DERS KİTABI CEVAPLARINA BURADAN ULAŞABİLİRSİNİZ!
Şiir ve Zihniyet
Zihniyet kavramının tek kelimelik karşılığı anlayıştır. Zihniyet düşünüş biçimidir. Bir toplumdaki bireylerde görüş ve inanış faktörlerinin etkisiyle ortaya çıkan düşünce yoludur. Her devrin kendine göre bir zihniyeti, anlayışı vardır. Bir devrin zihniyetini belirleyen, şekillendiren pek çok etmen (faktör) vardır. Bir dönemdeki dini, siyasi, askeri, sosyal, ekonomik, sivil örgütler ve hayatın birlikte oluşturduğu ortam, zihniyeti belirler. Zihniyet bir devrin duygu, anlayış ve zevkinin bütünüdür.
Yukarıda sıralanan etmenlerin hepsi devrin zihniyetinin şekillenmesinde etkilidir. Ancak bazı devirlerde bu etmenlerden biri veya birkaçı öne çıkıp daha belirleyici olabilir. Savaş yıllarında askeri faaliyet ve faktörlerin öne çıkması gibi.
Zihniyet; dünya görüşü, yaşanılan çağın anlayışı ve kültür kavramlarını içerir. Şiir, dilin en gözde türüdür. Dil bir kültür taşıyıcısı olduğuna göre, şiir de ait olduğu dilin bağlı bulunduğu kültürden ziyadesiyle etkilenir. Sanatçı sadece geçmişten değil, yaşadığı ortamdan da etkilenir. Yaşadığı dönemin dini, siyasi, ekonomik, askeri…vb. şartları, anlayışı eserine yansır. Bir devrin zihniyeti, şairin şiirde kullandığı imgelere, benzetmelere yansır.

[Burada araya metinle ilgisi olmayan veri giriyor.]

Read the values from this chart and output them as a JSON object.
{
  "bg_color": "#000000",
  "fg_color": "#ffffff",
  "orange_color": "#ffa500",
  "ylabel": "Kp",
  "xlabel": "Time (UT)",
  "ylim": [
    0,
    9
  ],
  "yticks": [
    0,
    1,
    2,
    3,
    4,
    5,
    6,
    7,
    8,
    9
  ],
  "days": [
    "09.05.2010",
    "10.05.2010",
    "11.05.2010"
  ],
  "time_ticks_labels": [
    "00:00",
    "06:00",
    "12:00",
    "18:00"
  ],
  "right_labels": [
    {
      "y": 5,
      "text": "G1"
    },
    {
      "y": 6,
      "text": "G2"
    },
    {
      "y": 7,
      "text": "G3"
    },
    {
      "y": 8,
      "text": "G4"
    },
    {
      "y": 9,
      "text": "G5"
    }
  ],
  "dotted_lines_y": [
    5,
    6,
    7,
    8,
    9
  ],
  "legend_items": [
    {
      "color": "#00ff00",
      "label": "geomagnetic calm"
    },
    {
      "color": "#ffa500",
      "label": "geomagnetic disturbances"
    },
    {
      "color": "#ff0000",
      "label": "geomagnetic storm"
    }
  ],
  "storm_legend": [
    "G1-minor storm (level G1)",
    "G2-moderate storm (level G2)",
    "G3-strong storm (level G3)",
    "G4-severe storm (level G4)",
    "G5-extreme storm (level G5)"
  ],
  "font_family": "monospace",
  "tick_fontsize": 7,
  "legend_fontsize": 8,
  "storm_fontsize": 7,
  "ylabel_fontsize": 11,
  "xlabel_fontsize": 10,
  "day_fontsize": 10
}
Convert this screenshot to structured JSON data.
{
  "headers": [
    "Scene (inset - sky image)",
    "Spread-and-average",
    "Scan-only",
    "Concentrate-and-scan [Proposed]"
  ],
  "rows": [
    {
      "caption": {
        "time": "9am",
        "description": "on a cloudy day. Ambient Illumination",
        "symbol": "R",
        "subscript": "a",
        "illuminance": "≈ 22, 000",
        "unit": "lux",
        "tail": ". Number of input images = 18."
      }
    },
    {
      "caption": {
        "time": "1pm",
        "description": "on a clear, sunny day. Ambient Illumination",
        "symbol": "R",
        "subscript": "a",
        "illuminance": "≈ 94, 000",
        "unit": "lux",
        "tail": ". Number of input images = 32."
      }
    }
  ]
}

İçinde yaşanılan çağın kültürel değerleri, yaşam tarzı ve anlayışı öncelikle toplumun dilini etkiler. Her devirde o devrin zihniyetini yansıtan kelimeler, ifadeler dilde ortaya çıkar. Her sanatçı, içinde yaşadığı topluma, toplumun konuştuğu, anlayabileceği bir dille seslenmeye çalışır. Böylelikle toplumun diline yansıyan zihniyet, o devirde üretilen eserlere de yansımış olur.
Örnek:
Dağlar ile taşlar ile
Çağırayım mevlam seni
Seherlerde kuşlar ile
Çağırayım mevlam seni
Sular dibinde mahiyle
Sahralarda ahü ile
Abdal olup ya hü ile
Çağırayım Mevlam seni
Gökyüzünde İsa ile
Tür dağında Musa ile
Elindeki asa ile
Çağırayım Mevlam seni
Derdi öküş Eyyüb ile
Gözü yaşlı Yaküb ile
Ol Muhammed mahbüb ile
Çağırayım Mevlam seni (YUNUS EMRE)
Bu şiirin zihniyetini belirleyen temel faktör dini inançlardır. Şiirde, Allah aşkı teması işlenmiştir. Şiirde geçen Mevla, İsa, Musa, Eyyub, Yakup, Muhammed, Hak gibi kelimeler dini nitelikteki sözlerdir. Bu şiirin yazıldığı dönemdeki zihniyetin İslam dinine şekillenmiş Allah inancı olduğu söylenebilir. Yunus Emre, dini – tasavvufi edebiyatın temsilcilerindendir. Şeyhi Tapduk Emre’ nin tekkesine kırk yıl odun taşımış, o tekkeye bağlı yaşamıştır. Onun döneminde, toplumda dini inançlar ve dini yaşantı oldukça baskındır. Bir tasavvuf şairi olan Yunus Emre’ nin hedefi, gayesi topluma Allah inancını, Allah aşkını ve insanlık sevgisini yaymaktır. Onun bütün şiirlerinde bu anlayış egemendir.
Ayrıca aynı dönem içerisinde farklı sanat anlayışları bulunabilir. Bu anlayışlar birbirine zıt fikirler de ileri sürülebilir. 20.yy ın başında aynı dönemde devleti içinde bulunduğu zor durumdan kurtarmak için Türkçülük, İslamcılık ve Osmanlıcılık olarak adlandırılan üç fikir akımı vardı. Bu üç akımında kendine göre temsilcileri vardı. Bu akımlara bağlı şairlerin şiirlerine hakim olan zihniyette elbette birbirinden farklı, hatta birbirinin zıt idi. Bir İslam dinine sarılmayı telkin ederken, bir diğeri Türkçülüğü savunuyor, dünyadaki bütün Türkleri bir çatı altında toplama fikrini savunuyordu.